生活環境は、前世の日本に劣るものもあったが、勝っている場合も多かった。娯楽関係は乏しいが、衛生面等はとても進んでいた。
「うーん、難しいなぁ…」
アズベルは頭を抱えていた。
アズベルの見ている魔方陣は、数多くある魔方陣の中でも基本的なモノだった。魔方陣に関する事柄は、王都にある魔法学園でも‘魔方陣の理論と構造(基礎編)’という名で入学早々に習い始める。
「んと、何々…」
アズベルは魔方陣の教本を眺める。
「クソッ!だぁぁぁ!分かんないよぉ!教本もっと分かりやすく書けよぉ!」
アズベルは唸った。
「第一、誰だよ!エ□ン・ベーカリーって!可愛い美少女を教本に取り入れてんじゃねぇよ!萌えてしまうだろ!」
教本での登場人物に対しても、怒りを覚えていた。
異世界転生者なら簡単にできるだろ、と思う人もいるだろう。だが、そんなに世の中は甘くない。

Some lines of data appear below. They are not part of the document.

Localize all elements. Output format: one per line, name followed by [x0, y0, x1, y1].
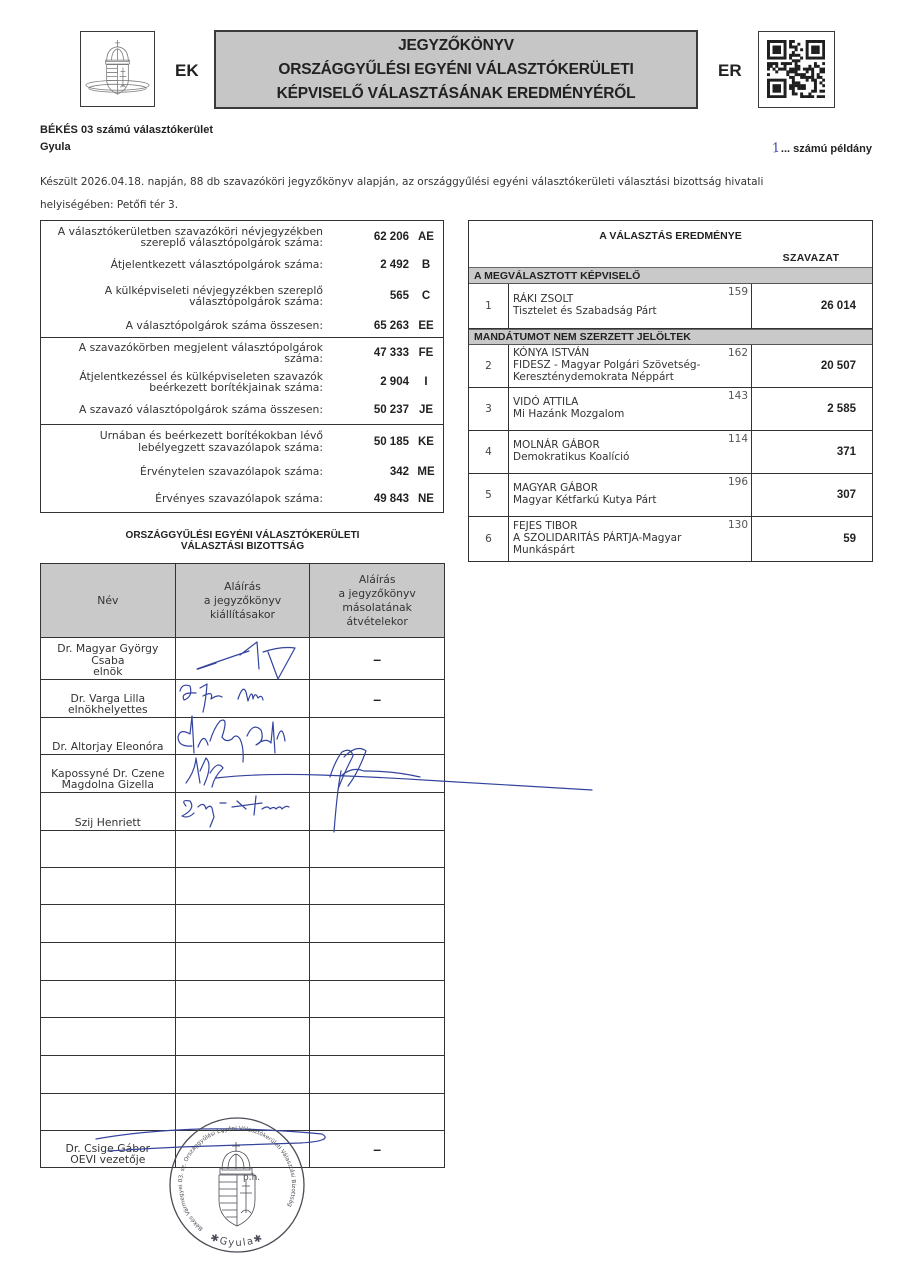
- candidate-party: Mi Hazánk Mozgalom: [513, 409, 624, 421]
- member-name: [41, 868, 175, 904]
- signature-cell: [175, 981, 310, 1018]
- coat-of-arms-icon: [81, 32, 154, 106]
- stat-label-line: választópolgárok száma:: [41, 296, 323, 308]
- column-header: Aláírása jegyzőkönyvmásolatánakátvételek…: [310, 564, 445, 638]
- member-name-cell: [41, 831, 176, 868]
- copy-number: 1... számú példány: [772, 141, 872, 156]
- column-header-line: másolatának: [310, 601, 444, 615]
- member-name: [41, 1018, 175, 1055]
- candidate-text: VIDÓ ATTILAMi Hazánk Mozgalom: [513, 397, 624, 421]
- signature-cell: [175, 718, 310, 755]
- candidate-row: 5196MAGYAR GÁBORMagyar Kétfarkú Kutya Pá…: [469, 474, 872, 517]
- candidate-text: KÓNYA ISTVÁNFIDESZ - Magyar Polgári Szöv…: [513, 348, 700, 383]
- stat-code: NE: [409, 493, 443, 505]
- stat-group: A szavazókörben megjelent választópolgár…: [41, 337, 443, 424]
- member-name: [41, 1094, 175, 1130]
- empty-row: [41, 1018, 445, 1056]
- ballot-number: 162: [728, 347, 748, 359]
- section-heading: A MEGVÁLASZTOTT KÉPVISELŐ: [469, 267, 872, 284]
- stat-group: Urnában és beérkezett borítékokban lévől…: [41, 424, 443, 512]
- member-name-cell: [41, 981, 176, 1018]
- copy-signature-cell: [310, 981, 445, 1018]
- member-name-line: elnökhelyettes: [68, 704, 148, 715]
- stat-label: A szavazó választópolgárok száma összese…: [41, 404, 323, 416]
- member-name: [41, 981, 175, 1017]
- stat-value: 2 492: [323, 259, 409, 271]
- stat-code: ME: [409, 466, 443, 478]
- stat-row: A választókerületben szavazóköri névjegy…: [41, 221, 443, 253]
- candidate-cell: 159RÁKI ZSOLTTisztelet és Szabadság Párt: [509, 284, 752, 328]
- candidate-cell: 162KÓNYA ISTVÁNFIDESZ - Magyar Polgári S…: [509, 345, 752, 387]
- member-name-cell: [41, 1094, 176, 1131]
- empty-row: [41, 981, 445, 1018]
- member-name: [41, 831, 175, 867]
- empty-row: [41, 1094, 445, 1131]
- member-row: Dr. Magyar GyörgyCsabaelnök–: [41, 638, 445, 680]
- er-code: ER: [718, 61, 742, 81]
- signature-cell: [175, 943, 310, 981]
- member-name: [41, 905, 175, 942]
- stat-row: Érvényes szavazólapok száma:49 843NE: [41, 486, 443, 512]
- stat-label-line: Érvénytelen szavazólapok száma:: [41, 466, 323, 478]
- member-name-cell: [41, 868, 176, 905]
- ballot-number: 159: [728, 286, 748, 298]
- copy-signature-cell: [310, 718, 445, 755]
- member-name-line: Dr. Magyar György: [57, 643, 158, 654]
- candidate-votes: 2 585: [752, 388, 872, 430]
- signature-cell: [175, 1018, 310, 1056]
- stat-code: EE: [409, 320, 443, 332]
- member-name-line: OEVI vezetője: [70, 1154, 145, 1165]
- member-row: Dr. Varga Lillaelnökhelyettes–: [41, 680, 445, 718]
- column-header-line: Név: [41, 594, 175, 608]
- copy-signature-cell: [310, 868, 445, 905]
- results-title: A VÁLASZTÁS EREDMÉNYE: [469, 230, 872, 242]
- stat-label-line: Átjelentkezett választópolgárok száma:: [41, 259, 323, 271]
- candidate-cell: 196MAGYAR GÁBORMagyar Kétfarkú Kutya Pár…: [509, 474, 752, 516]
- stat-value: 62 206: [323, 231, 409, 243]
- copy-signature-cell: [310, 905, 445, 943]
- member-name: [41, 1056, 175, 1093]
- candidate-votes: 26 014: [752, 284, 872, 328]
- committee-signature-table: NévAláírása jegyzőkönyvkiállításakorAláí…: [40, 563, 445, 1168]
- member-name-cell: Szij Henriett: [41, 793, 176, 831]
- stat-value: 50 237: [323, 404, 409, 416]
- column-header-line: Aláírás: [176, 580, 310, 594]
- committee-title: ORSZÁGGYŰLÉSI EGYÉNI VÁLASZTÓKERÜLETIVÁL…: [40, 531, 445, 552]
- copy-mark: –: [310, 691, 444, 707]
- stat-code: KE: [409, 436, 443, 448]
- copy-signature-cell: [310, 831, 445, 868]
- signature-cell: [175, 680, 310, 718]
- signature-cell: [175, 868, 310, 905]
- ballot-number: 143: [728, 390, 748, 402]
- copy-mark: –: [310, 1141, 444, 1157]
- member-name: Szij Henriett: [41, 793, 175, 830]
- voter-statistics-table: A választókerületben szavazóköri névjegy…: [40, 220, 444, 513]
- section-heading: MANDÁTUMOT NEM SZERZETT JELÖLTEK: [469, 329, 872, 345]
- candidate-text: RÁKI ZSOLTTisztelet és Szabadság Párt: [513, 294, 657, 318]
- signature-cell: [175, 638, 310, 680]
- document-title: JEGYZŐKÖNYVORSZÁGGYŰLÉSI EGYÉNI VÁLASZTÓ…: [214, 30, 698, 109]
- copy-mark: –: [310, 651, 444, 667]
- candidate-party: Kereszténydemokrata Néppárt: [513, 372, 700, 384]
- member-row: Dr. Csige GáborOEVI vezetője–: [41, 1131, 445, 1168]
- stat-code: I: [409, 376, 443, 388]
- signature-cell: [175, 755, 310, 793]
- member-name-line: Szij Henriett: [75, 817, 141, 828]
- member-name-cell: Dr. Csige GáborOEVI vezetője: [41, 1131, 176, 1168]
- stat-row: A szavazó választópolgárok száma összese…: [41, 396, 443, 424]
- copy-signature-cell: [310, 1094, 445, 1131]
- candidate-party: Magyar Kétfarkú Kutya Párt: [513, 495, 656, 507]
- member-name-cell: Dr. Magyar GyörgyCsabaelnök: [41, 638, 176, 680]
- title-line: KÉPVISELŐ VÁLASZTÁSÁNAK EREDMÉNYÉRŐL: [277, 82, 636, 106]
- candidate-text: MOLNÁR GÁBORDemokratikus Koalíció: [513, 440, 629, 464]
- stat-label: A választópolgárok száma összesen:: [41, 320, 323, 332]
- stat-label: Átjelentkezéssel és külképviseleten szav…: [41, 371, 323, 394]
- candidate-rank: 5: [469, 474, 509, 516]
- candidate-row: 6130FEJES TIBORA SZOLIDARITÁS PÁRTJA-Mag…: [469, 517, 872, 561]
- stat-value: 565: [323, 290, 409, 302]
- stat-code: B: [409, 259, 443, 271]
- stat-label: Urnában és beérkezett borítékokban lévől…: [41, 430, 323, 453]
- stat-row: A külképviseleti névjegyzékben szereplőv…: [41, 277, 443, 315]
- stat-label: A külképviseleti névjegyzékben szereplőv…: [41, 285, 323, 308]
- member-row: Szij Henriett: [41, 793, 445, 831]
- copy-signature-cell: [310, 943, 445, 981]
- stat-label: A szavazókörben megjelent választópolgár…: [41, 342, 323, 365]
- stat-label-line: A szavazókörben megjelent választópolgár…: [41, 342, 323, 354]
- committee-title-line: VÁLASZTÁSI BIZOTTSÁG: [40, 542, 445, 553]
- stat-row: Urnában és beérkezett borítékokban lévől…: [41, 425, 443, 458]
- candidate-cell: 114MOLNÁR GÁBORDemokratikus Koalíció: [509, 431, 752, 473]
- empty-row: [41, 905, 445, 943]
- stat-label-line: A szavazó választópolgárok száma összese…: [41, 404, 323, 416]
- member-name-cell: [41, 1018, 176, 1056]
- member-name-cell: Dr. Varga Lillaelnökhelyettes: [41, 680, 176, 718]
- stat-label: Érvényes szavazólapok száma:: [41, 493, 323, 505]
- candidate-rank: 1: [469, 284, 509, 328]
- title-line: ORSZÁGGYŰLÉSI EGYÉNI VÁLASZTÓKERÜLETI: [278, 58, 633, 82]
- candidate-rank: 4: [469, 431, 509, 473]
- election-results-table: A VÁLASZTÁS EREDMÉNYESZAVAZATA MEGVÁLASZ…: [468, 220, 873, 562]
- copy-signature-cell: –: [310, 1131, 445, 1168]
- member-name-line: Dr. Altorjay Eleonóra: [52, 741, 163, 752]
- stat-code: AE: [409, 231, 443, 243]
- member-name: Dr. Varga Lillaelnökhelyettes: [41, 680, 175, 717]
- column-header-line: Aláírás: [310, 573, 444, 587]
- copy-signature-cell: [310, 755, 445, 793]
- candidate-text: MAGYAR GÁBORMagyar Kétfarkú Kutya Párt: [513, 483, 656, 507]
- member-name: Dr. Altorjay Eleonóra: [41, 718, 175, 754]
- candidate-party: Demokratikus Koalíció: [513, 452, 629, 464]
- candidate-row: 3143VIDÓ ATTILAMi Hazánk Mozgalom2 585: [469, 388, 872, 431]
- stat-row: Átjelentkezéssel és külképviseleten szav…: [41, 368, 443, 396]
- member-name: [41, 943, 175, 980]
- stat-row: A szavazókörben megjelent választópolgár…: [41, 338, 443, 368]
- copy-signature-cell: [310, 793, 445, 831]
- ballot-number: 114: [728, 433, 748, 445]
- copy-signature-cell: –: [310, 680, 445, 718]
- member-name-cell: [41, 943, 176, 981]
- column-header: Aláírása jegyzőkönyvkiállításakor: [175, 564, 310, 638]
- member-name: Kapossyné Dr. CzeneMagdolna Gizella: [41, 755, 175, 792]
- candidate-rank: 2: [469, 345, 509, 387]
- signature-cell: [175, 793, 310, 831]
- column-header: Név: [41, 564, 176, 638]
- stat-label-line: lebélyegzett szavazólapok száma:: [41, 442, 323, 454]
- stat-label: Átjelentkezett választópolgárok száma:: [41, 259, 323, 271]
- stamp-city-text: ✱Gyula✱: [209, 1232, 266, 1249]
- committee-title-line: ORSZÁGGYŰLÉSI EGYÉNI VÁLASZTÓKERÜLETI: [40, 531, 445, 542]
- stat-label-line: beérkezett borítékjainak száma:: [41, 382, 323, 394]
- candidate-row: 4114MOLNÁR GÁBORDemokratikus Koalíció371: [469, 431, 872, 474]
- stat-code: JE: [409, 404, 443, 416]
- votes-column-header: SZAVAZAT: [750, 252, 872, 264]
- candidate-rank: 6: [469, 517, 509, 561]
- candidate-row: 2162KÓNYA ISTVÁNFIDESZ - Magyar Polgári …: [469, 345, 872, 388]
- member-row: Dr. Altorjay Eleonóra: [41, 718, 445, 755]
- stat-row: A választópolgárok száma összesen:65 263…: [41, 315, 443, 337]
- candidate-rank: 3: [469, 388, 509, 430]
- signature-cell: [175, 1131, 310, 1168]
- member-name-cell: Dr. Altorjay Eleonóra: [41, 718, 176, 755]
- candidate-row: 1159RÁKI ZSOLTTisztelet és Szabadság Pár…: [469, 284, 872, 329]
- results-title-row: A VÁLASZTÁS EREDMÉNYESZAVAZAT: [469, 221, 872, 267]
- member-name-cell: Kapossyné Dr. CzeneMagdolna Gizella: [41, 755, 176, 793]
- signature-cell: [175, 1056, 310, 1094]
- svg-text:✱Gyula✱: ✱Gyula✱: [209, 1232, 266, 1249]
- member-name: Dr. Magyar GyörgyCsabaelnök: [41, 638, 175, 679]
- signature-cell: [175, 905, 310, 943]
- stat-label-line: szereplő választópolgárok száma:: [41, 237, 323, 249]
- empty-row: [41, 831, 445, 868]
- empty-row: [41, 943, 445, 981]
- copy-label: ... számú példány: [781, 143, 872, 155]
- candidate-cell: 143VIDÓ ATTILAMi Hazánk Mozgalom: [509, 388, 752, 430]
- intro-text-line: Készült 2026.04.18. napján, 88 db szavaz…: [40, 176, 763, 188]
- empty-row: [41, 868, 445, 905]
- member-name-line: Magdolna Gizella: [62, 779, 154, 790]
- member-name: Dr. Csige GáborOEVI vezetője: [41, 1131, 175, 1167]
- stat-label-line: Urnában és beérkezett borítékokban lévő: [41, 430, 323, 442]
- stat-label: A választókerületben szavazóköri névjegy…: [41, 226, 323, 249]
- stamp-center-text: p.h.: [243, 1173, 260, 1183]
- stat-group: A választókerületben szavazóköri névjegy…: [41, 221, 443, 337]
- stat-value: 65 263: [323, 320, 409, 332]
- ballot-number: 196: [728, 476, 748, 488]
- stat-row: Érvénytelen szavazólapok száma:342ME: [41, 458, 443, 486]
- member-name-cell: [41, 905, 176, 943]
- candidate-votes: 371: [752, 431, 872, 473]
- signature-cell: [175, 831, 310, 868]
- committee-header-row: NévAláírása jegyzőkönyvkiállításakorAláí…: [41, 564, 445, 638]
- stat-value: 342: [323, 466, 409, 478]
- stat-label-line: száma:: [41, 353, 323, 365]
- member-row: Kapossyné Dr. CzeneMagdolna Gizella: [41, 755, 445, 793]
- stat-row: Átjelentkezett választópolgárok száma:2 …: [41, 253, 443, 277]
- handwritten-copy-number: 1: [770, 140, 781, 156]
- candidate-votes: 59: [752, 517, 872, 561]
- column-header-line: kiállításakor: [176, 608, 310, 622]
- stat-label: Érvénytelen szavazólapok száma:: [41, 466, 323, 478]
- candidate-cell: 130FEJES TIBORA SZOLIDARITÁS PÁRTJA-Magy…: [509, 517, 752, 561]
- copy-signature-cell: –: [310, 638, 445, 680]
- stat-label-line: A választópolgárok száma összesen:: [41, 320, 323, 332]
- stat-value: 47 333: [323, 347, 409, 359]
- stat-label-line: Érvényes szavazólapok száma:: [41, 493, 323, 505]
- qr-code: [758, 31, 835, 108]
- ek-code: EK: [175, 61, 199, 81]
- stat-value: 2 904: [323, 376, 409, 388]
- column-header-line: a jegyzőkönyv: [176, 594, 310, 608]
- district-name: BÉKÉS 03 számú választókerület: [40, 124, 213, 136]
- candidate-text: FEJES TIBORA SZOLIDARITÁS PÁRTJA-MagyarM…: [513, 521, 681, 556]
- column-header-line: a jegyzőkönyv: [310, 587, 444, 601]
- stat-value: 50 185: [323, 436, 409, 448]
- member-name-cell: [41, 1056, 176, 1094]
- ballot-number: 130: [728, 519, 748, 531]
- candidate-votes: 20 507: [752, 345, 872, 387]
- stat-value: 49 843: [323, 493, 409, 505]
- member-name-line: elnök: [93, 666, 122, 677]
- signature-cell: [175, 1094, 310, 1131]
- qr-code-icon: [767, 40, 825, 98]
- title-line: JEGYZŐKÖNYV: [398, 34, 514, 58]
- coat-of-arms-logo: [80, 31, 155, 107]
- candidate-party: Tisztelet és Szabadság Párt: [513, 306, 657, 318]
- district-city: Gyula: [40, 141, 71, 153]
- candidate-votes: 307: [752, 474, 872, 516]
- copy-signature-cell: [310, 1056, 445, 1094]
- column-header-line: átvételekor: [310, 615, 444, 629]
- copy-signature-cell: [310, 1018, 445, 1056]
- candidate-party: Munkáspárt: [513, 545, 681, 557]
- empty-row: [41, 1056, 445, 1094]
- stat-code: FE: [409, 347, 443, 359]
- stat-code: C: [409, 290, 443, 302]
- intro-text-line: helyiségében: Petőfi tér 3.: [40, 199, 178, 211]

魔方陣とは、魔力が流れる事によって初めてその効果を発揮する。まあ、今では魔力を電池の様にして蓄えておくことも可能になったが、基本的には魔力が必要だ。
魔方陣に魔力が流れる。これはつまり、魔力が流れなければ、魔方陣は発動しないということになる。魔方陣を書くことは、電気回路を書くこととほぼかわりはないのだ。
そんな難しい事をアズベルが簡単にできる訳もなく、勉強は難航していた。
◆◆◆
月光が冴え渡る時刻。アズベルはまだ机に向かっている。
「…前世のファンタジーモノでは、皆簡単に魔方陣を改良していた。もっと簡単にできるものかと思っていたが…これは、本格的に向かい合う必要がありそうだなぁ。」
アズベルは今後の課題を見通しながら、崩れ落ちる様に眠った。